Architecting for Performance and Scalability

For lower volume environments it may be practical to run your email infrastructure on a single KumoMTA instance, especially in a virtualized environment where single-node fault tolerance is relatively high.

In high-volume environments the deployment architecture can have a significant impact on the performance and scalability of your KumoMTA installation.

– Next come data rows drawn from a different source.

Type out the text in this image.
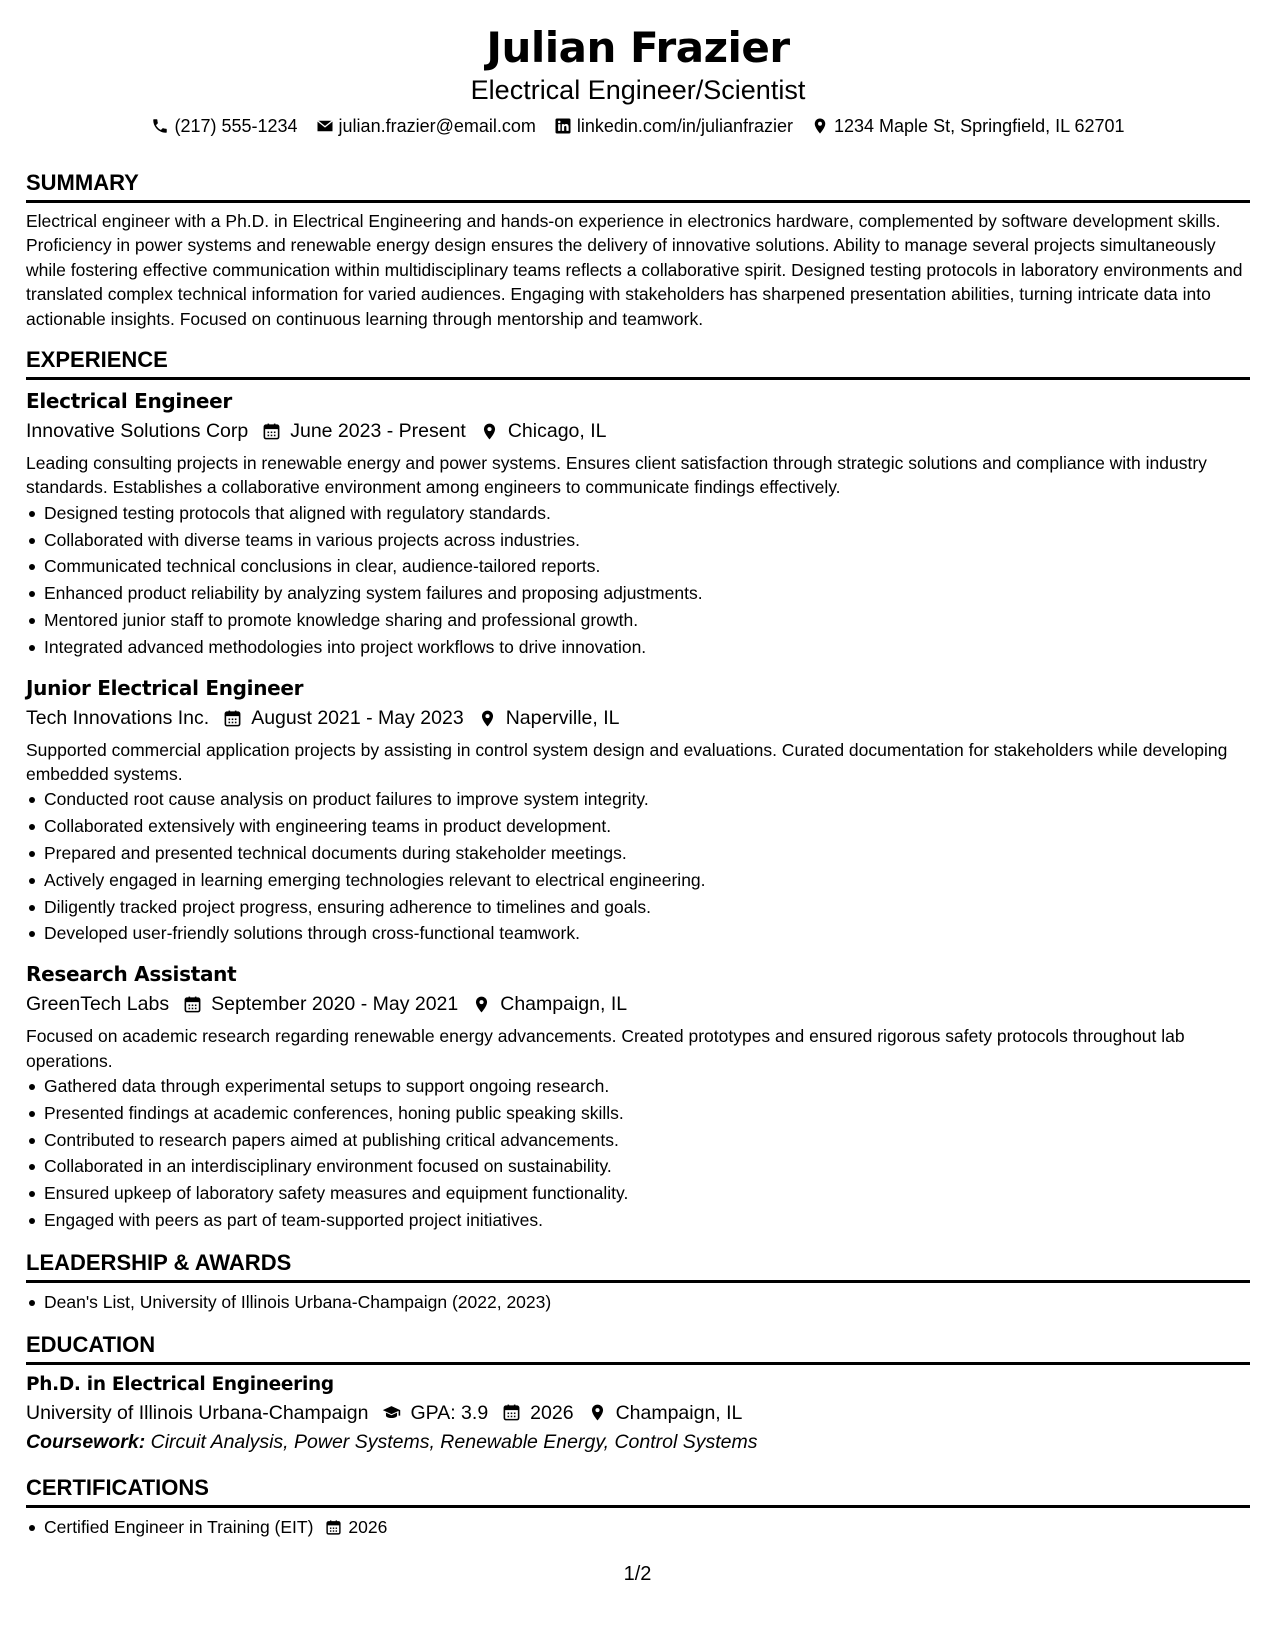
Julian Frazier
Electrical Engineer/Scientist
(217) 555-1234 julian.frazier@email.com linkedin.com/in/julianfrazier 1234 Maple St, Springfield, IL 62701
SUMMARY
Electrical engineer with a Ph.D. in Electrical Engineering and hands-on experience in electronics hardware, complemented by software development skills. Proficiency in power systems and renewable energy design ensures the delivery of innovative solutions. Ability to manage several projects simultaneously while fostering effective communication within multidisciplinary teams reflects a collaborative spirit. Designed testing protocols in laboratory environments and translated complex technical information for varied audiences. Engaging with stakeholders has sharpened presentation abilities, turning intricate data into actionable insights. Focused on continuous learning through mentorship and teamwork.
EXPERIENCE
Electrical Engineer
Innovative Solutions Corp June 2023 - Present Chicago, IL
Leading consulting projects in renewable energy and power systems. Ensures client satisfaction through strategic solutions and compliance with industry standards. Establishes a collaborative environment among engineers to communicate findings effectively.
Designed testing protocols that aligned with regulatory standards.
Collaborated with diverse teams in various projects across industries.
Communicated technical conclusions in clear, audience-tailored reports.
Enhanced product reliability by analyzing system failures and proposing adjustments.
Mentored junior staff to promote knowledge sharing and professional growth.
Integrated advanced methodologies into project workflows to drive innovation.
Junior Electrical Engineer
Tech Innovations Inc. August 2021 - May 2023 Naperville, IL
Supported commercial application projects by assisting in control system design and evaluations. Curated documentation for stakeholders while developing embedded systems.
Conducted root cause analysis on product failures to improve system integrity.
Collaborated extensively with engineering teams in product development.
Prepared and presented technical documents during stakeholder meetings.
Actively engaged in learning emerging technologies relevant to electrical engineering.
Diligently tracked project progress, ensuring adherence to timelines and goals.
Developed user-friendly solutions through cross-functional teamwork.
Research Assistant
GreenTech Labs September 2020 - May 2021 Champaign, IL
Focused on academic research regarding renewable energy advancements. Created prototypes and ensured rigorous safety protocols throughout lab operations.
Gathered data through experimental setups to support ongoing research.
Presented findings at academic conferences, honing public speaking skills.
Contributed to research papers aimed at publishing critical advancements.
Collaborated in an interdisciplinary environment focused on sustainability.
Ensured upkeep of laboratory safety measures and equipment functionality.
Engaged with peers as part of team-supported project initiatives.
LEADERSHIP & AWARDS
Dean's List, University of Illinois Urbana-Champaign (2022, 2023)
EDUCATION
Ph.D. in Electrical Engineering
University of Illinois Urbana-Champaign GPA: 3.9 2026 Champaign, IL
Coursework: Circuit Analysis, Power Systems, Renewable Energy, Control Systems
CERTIFICATIONS
Certified Engineer in Training (EIT) 2026
1/2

The following areas should be considered when planning a high-volume KumoMTA installation:

CPU Architecture

KumoMTA is available for both Intel and ARM architectures. While the individual node performance on ARM will be lower than on Intel, horizontal scaling makes it possible to achieve a better price/performance ratio.

Horizontal Scaling

While KumoMTA can be deployed on very large servers with excellent results (in excess of 20 million messages per hour on a single node), vertical scaling is not as cost effective as horizontal scaling and can result in significant capacity loss in the event of a server failure. We recommend targeting a throughput of somewhere between 4-6 million messages per hour per node in your deployment.

Dynamic Cluster Sizing

In most sending environment there is a cyclical nature to sending volumes that can vary on the time of day, day of week, and even month of the year. In cyclical environment it can be very cost effective to scale the size of your cluster up and down based on these cycles, especially in public cloud environments.

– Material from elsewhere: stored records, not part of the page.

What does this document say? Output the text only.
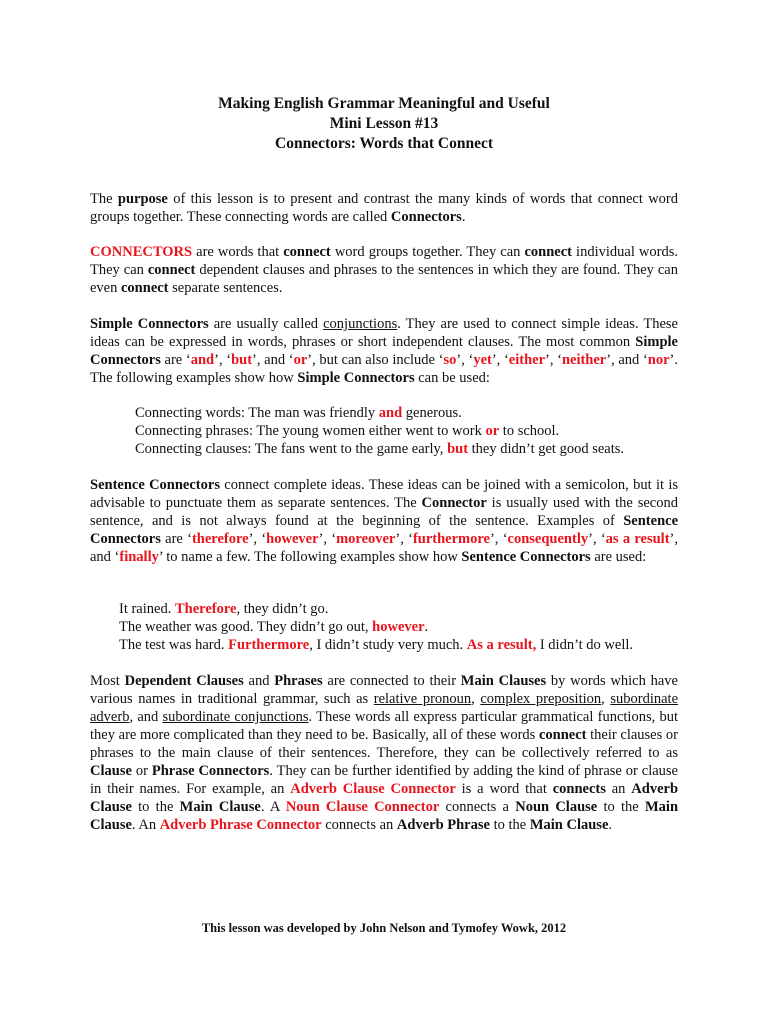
Making English Grammar Meaningful and Useful
Mini Lesson #13
Connectors: Words that Connect
The purpose of this lesson is to present and contrast the many kinds of words that connect word groups together. These connecting words are called Connectors.
CONNECTORS are words that connect word groups together. They can connect individual words. They can connect dependent clauses and phrases to the sentences in which they are found. They can even connect separate sentences.
Simple Connectors are usually called conjunctions. They are used to connect simple ideas. These ideas can be expressed in words, phrases or short independent clauses. The most common Simple Connectors are ‘and’, ‘but’, and ‘or’, but can also include ‘so’, ‘yet’, ‘either’, ‘neither’, and ‘nor’. The following examples show how Simple Connectors can be used:
Connecting words: The man was friendly and generous.
Connecting phrases: The young women either went to work or to school.
Connecting clauses: The fans went to the game early, but they didn’t get good seats.
Sentence Connectors connect complete ideas. These ideas can be joined with a semicolon, but it is advisable to punctuate them as separate sentences. The Connector is usually used with the second sentence, and is not always found at the beginning of the sentence. Examples of Sentence Connectors are ‘therefore’, ‘however’, ‘moreover’, ‘furthermore’, ‘consequently’, ‘as a result’, and ‘finally’ to name a few. The following examples show how Sentence Connectors are used:
It rained. Therefore, they didn’t go.
The weather was good. They didn’t go out, however.
The test was hard. Furthermore, I didn’t study very much. As a result, I didn’t do well.
Most Dependent Clauses and Phrases are connected to their Main Clauses by words which have various names in traditional grammar, such as relative pronoun, complex preposition, subordinate adverb, and subordinate conjunctions. These words all express particular grammatical functions, but they are more complicated than they need to be. Basically, all of these words connect their clauses or phrases to the main clause of their sentences. Therefore, they can be collectively referred to as Clause or Phrase Connectors. They can be further identified by adding the kind of phrase or clause in their names. For example, an Adverb Clause Connector is a word that connects an Adverb Clause to the Main Clause. A Noun Clause Connector connects a Noun Clause to the Main Clause. An Adverb Phrase Connector connects an Adverb Phrase to the Main Clause.
This lesson was developed by John Nelson and Tymofey Wowk, 2012
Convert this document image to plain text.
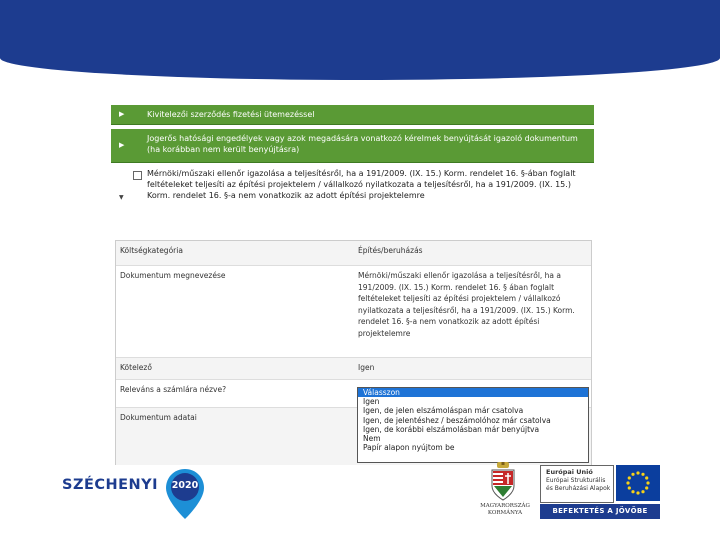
▶	Kivitelezői szerződés fizetési ütemezéssel
▶
Jogerős hatósági engedélyek vagy azok megadására vonatkozó kérelmek benyújtását igazoló dokumentum (ha korábban nem került benyújtásra)
▼
Mérnöki/műszaki ellenőr igazolása a teljesítésről, ha a 191/2009. (IX. 15.) Korm. rendelet 16. §-ában foglalt feltételeket teljesíti az építési projektelem / vállalkozó nyilatkozata a teljesítésről, ha a 191/2009. (IX. 15.) Korm. rendelet 16. §-a nem vonatkozik az adott építési projektelemre
Költségkategória	Építés/beruházás
Dokumentum megnevezése	Mérnöki/műszaki ellenőr igazolása a teljesítésről, ha a 191/2009. (IX. 15.) Korm. rendelet 16. § ában foglalt feltételeket teljesíti az építési projektelem / vállalkozó nyilatkozata a teljesítésről, ha a 191/2009. (IX. 15.) Korm. rendelet 16. §-a nem vonatkozik az adott építési projektelemre
Kötelező	Igen
Releváns a számlára nézve?
Dokumentum adatai
Válasszon
Igen
Igen, de jelen elszámoláspan már csatolva
Igen, de jelentéshez / beszámolóhoz már csatolva
Igen, de korábbi elszámolásban már benyújtva
Nem
Papír alapon nyújtom be
SZÉCHENYI	2020
MAGYARORSZÁG KORMÁNYA
Európai Unió
Európai Strukturális és Beruházási Alapok
BEFEKTETÉS A JÖVŐBE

KumoMTA does not automatically perform cluster scaling as our users deploy in a wide variety of ways, but we do provide tools to help users perform the scaling using their tool of choice. See the Scaling page in the Clustering chapter of the User Guide for more information.

Hardware Planning

When planning for hardware in a performance environment you should plan on testing multiple options where practical (such as in a public cloud environment). In our testing we have identified that a good starting point is servers with 16 cores and 32GB of RAM. Disk IOPS and throughput can be a bottleneck in some environments so it is important to calculate disk needs based on your average message size and desired throughput. Disk capacity is calculated based on average message size and expected queue depth.

The following chart shows internal KumoMTA testing and should provide a rough estimate of hardware deployments:

PerformanceTestData

For more information on hardware see this blog post.

Disk Performance

When planning storage, especially on physical hardware, it is important to consider the different I/O that runs in parallel on an active MTA. These I/O sets should ideally reside on separate disks:

1) Spool - KumoMTA will be continuously reading and writing from/to the spool disk. By default KumoMTA will place its spool under /var/spool/kumomta and this location should be mounted to a separate disk (or at least a separate partition).

2) Logs - KumoMTA will continuously write logs, and it should be noted that there is no log purging provided by KumoMTA. By default logs will be written under /var/log/kumomta which should be mounted on a separate disk (or a least a separate partition). To prevent running out of disk space you will need to implement log rotation and deletion based on your needs for data retention.

3) Other IO - While KumoMTA will perform the majority of its I/O on the spool and log directories, a separate root partition is recommended to help isolate the general I/O from the spool and log I/O.

Network Performance

An MTA cannot relay messages faster than it can move data across the network, and in extremely high-volume environments this can introduce significant network bandwidth needs.

Modern 10Gbps networking is recommended, and WAN throughput needs should be calculated based on average message size times desired messages per hour (with generous headroom).

Keep in mind that every message you relay consumes bandwidth twice on a given MTA: once as the message arrives and once as it is relayed out, so when considering bandwidth at the server NIC you should look at double the desired maximum message rate. In some cases it can be beneficial to separate out internal and external traffic to separate NICs where one interface is used for incoming LAN traffic from message generators and another interface is used for outbound relay to the WAN.

Separation of Machine Roles

When planning a high-performance architecture for KumoMTA one key principle is to ensure that KumoMTA nodes are only responsible for running KumoMTA. This means that all other daemons and executables should be hosted on separate systems.

Some of the components that should be offloaded to their own servers include:

The TSA Daemon - While it is acceptable to operate the TSA daemon on the same node as KumoMTA in a single-node environment, separating out the TSA daemon to its own node(s) is preferred for larger deployments.
Redis - Redis is used in multi-node environments for common throttles and counters and should not run on the same hardware as individual nodes.
Injectors - A common architecture in many sending environments is to run message generators on the MTA nodes. This approach can lead to resource contention between the generators and the KumoMTA daemon and should be avoided.
Log Processors - Another common architecture choice is to run log processors locally on the MTA nodes, with the processor reading the logs and pushing the data to a destination of choice. We recommend configuring KumoMTA either with log hooks to deliver data via HTTP/AMQP/Kafka, or to operate the minimum tooling necessary to move log files to a separate system for processing. Note that any log processing done locally will potentially lead to resource contention and can take disk IOPS away from the KumoMTA daemon.
DNS - While we do recommend running a local caching Bind 9 service to ensure DNS performance, you do not need to run it on your MTA hardware. KumoMTA has its own resolver and caching in-process, DNS should be on its own server local to the KumoMTA nodes.